🤖 AI Summary
This work addresses the recovery of low-rank solutions to linear inverse problems by studying Schatten-$p$ quasi-norm regularization for $p \in [0,1]$. A novel dynamic proximal gradient algorithm is proposed, which—by incorporating the Cayley transform for the first time in this context—effectively circumvents the costly singular value decomposition at each iteration. The method integrates an adaptive backtracking scheme with an explicit stepsize strategy and is analyzed within the Kurdyka–Łojasiewicz (KL) framework. Global sequential convergence and a sublinear convergence rate are established for any $p \in [0,1]$; furthermore, under standard regularity conditions, linear convergence is achieved when $p = 1$. Numerical experiments demonstrate the algorithm’s significant computational efficiency over existing approaches.
📝 Abstract
This paper investigates numerical solution methods for the Schatten-$p$ quasi-norm regularized problem with $p \in [0,1]$, which has been widely studied for finding low-rank solutions of linear inverse problems and gained successful applications in various mathematics and applied science fields.
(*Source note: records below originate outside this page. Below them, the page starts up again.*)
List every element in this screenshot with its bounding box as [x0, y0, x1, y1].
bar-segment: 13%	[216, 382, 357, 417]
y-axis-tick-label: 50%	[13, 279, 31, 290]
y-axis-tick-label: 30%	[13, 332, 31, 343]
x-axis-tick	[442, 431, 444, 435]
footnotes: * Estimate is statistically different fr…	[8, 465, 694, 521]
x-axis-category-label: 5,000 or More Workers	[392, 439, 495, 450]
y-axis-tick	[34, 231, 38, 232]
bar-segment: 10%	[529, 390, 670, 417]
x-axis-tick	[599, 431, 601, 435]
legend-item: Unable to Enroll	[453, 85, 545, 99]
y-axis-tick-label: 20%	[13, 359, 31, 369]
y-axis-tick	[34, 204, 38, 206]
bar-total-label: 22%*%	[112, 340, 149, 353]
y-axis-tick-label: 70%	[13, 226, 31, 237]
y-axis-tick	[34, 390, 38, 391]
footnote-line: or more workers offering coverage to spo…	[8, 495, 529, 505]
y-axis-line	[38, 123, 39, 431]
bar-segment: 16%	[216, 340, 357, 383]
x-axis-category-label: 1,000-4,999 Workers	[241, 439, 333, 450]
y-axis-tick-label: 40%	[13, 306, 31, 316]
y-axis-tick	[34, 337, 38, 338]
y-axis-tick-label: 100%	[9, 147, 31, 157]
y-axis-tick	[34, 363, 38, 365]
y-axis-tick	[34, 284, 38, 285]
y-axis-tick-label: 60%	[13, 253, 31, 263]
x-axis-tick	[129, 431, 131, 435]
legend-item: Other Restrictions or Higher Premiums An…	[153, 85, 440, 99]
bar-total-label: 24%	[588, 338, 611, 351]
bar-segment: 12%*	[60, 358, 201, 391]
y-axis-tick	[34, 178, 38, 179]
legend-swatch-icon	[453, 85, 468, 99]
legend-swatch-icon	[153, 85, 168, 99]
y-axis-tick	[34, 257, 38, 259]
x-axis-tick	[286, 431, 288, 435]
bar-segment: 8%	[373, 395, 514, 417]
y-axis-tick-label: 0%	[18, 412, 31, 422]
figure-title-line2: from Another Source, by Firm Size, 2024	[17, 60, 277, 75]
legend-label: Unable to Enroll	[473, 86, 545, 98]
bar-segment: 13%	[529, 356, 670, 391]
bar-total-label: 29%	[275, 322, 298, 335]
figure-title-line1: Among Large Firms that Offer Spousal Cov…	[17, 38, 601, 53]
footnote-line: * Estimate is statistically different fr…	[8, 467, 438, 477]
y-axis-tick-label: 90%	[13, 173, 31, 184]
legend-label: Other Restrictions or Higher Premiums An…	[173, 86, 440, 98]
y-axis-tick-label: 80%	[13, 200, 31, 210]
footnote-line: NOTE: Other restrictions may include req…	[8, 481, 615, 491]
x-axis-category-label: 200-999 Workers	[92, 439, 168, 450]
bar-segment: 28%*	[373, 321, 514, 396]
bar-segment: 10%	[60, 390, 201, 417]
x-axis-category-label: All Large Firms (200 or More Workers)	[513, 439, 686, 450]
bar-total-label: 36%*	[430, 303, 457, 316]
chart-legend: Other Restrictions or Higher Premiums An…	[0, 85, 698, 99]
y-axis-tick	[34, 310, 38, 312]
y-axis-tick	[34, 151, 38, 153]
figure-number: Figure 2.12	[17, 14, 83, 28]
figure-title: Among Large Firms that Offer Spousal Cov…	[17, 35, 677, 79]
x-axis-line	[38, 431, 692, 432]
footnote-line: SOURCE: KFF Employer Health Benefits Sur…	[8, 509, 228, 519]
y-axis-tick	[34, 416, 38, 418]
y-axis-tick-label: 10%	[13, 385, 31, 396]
We propose a dynamic proximal gradient algorithm that, through the use of the Cayley transformation, avoids computationally expensive singular value decompositions at each iteration, thereby significantly reducing the computational complexity. The algorithm incorporates two step size selection strategies: an adaptive backtracking search and an explicit step size rule. We establish the sublinear convergence of the proposed algorithm for all $p \in [0,1]$ within the framework of the Kurdyka-Lojasiewicz property. Notably, under mild assumptions, we show that the generated sequence converges to a stationary point of the objective function of the problem. For the special case when $p=1$, the linear convergence is further proved under the strict complementarity-type regularity condition commonly used in the linear convergence analysis of the forward-backward splitting algorithms. Preliminary numerical results validate the superior computational efficiency of the proposed algorithm.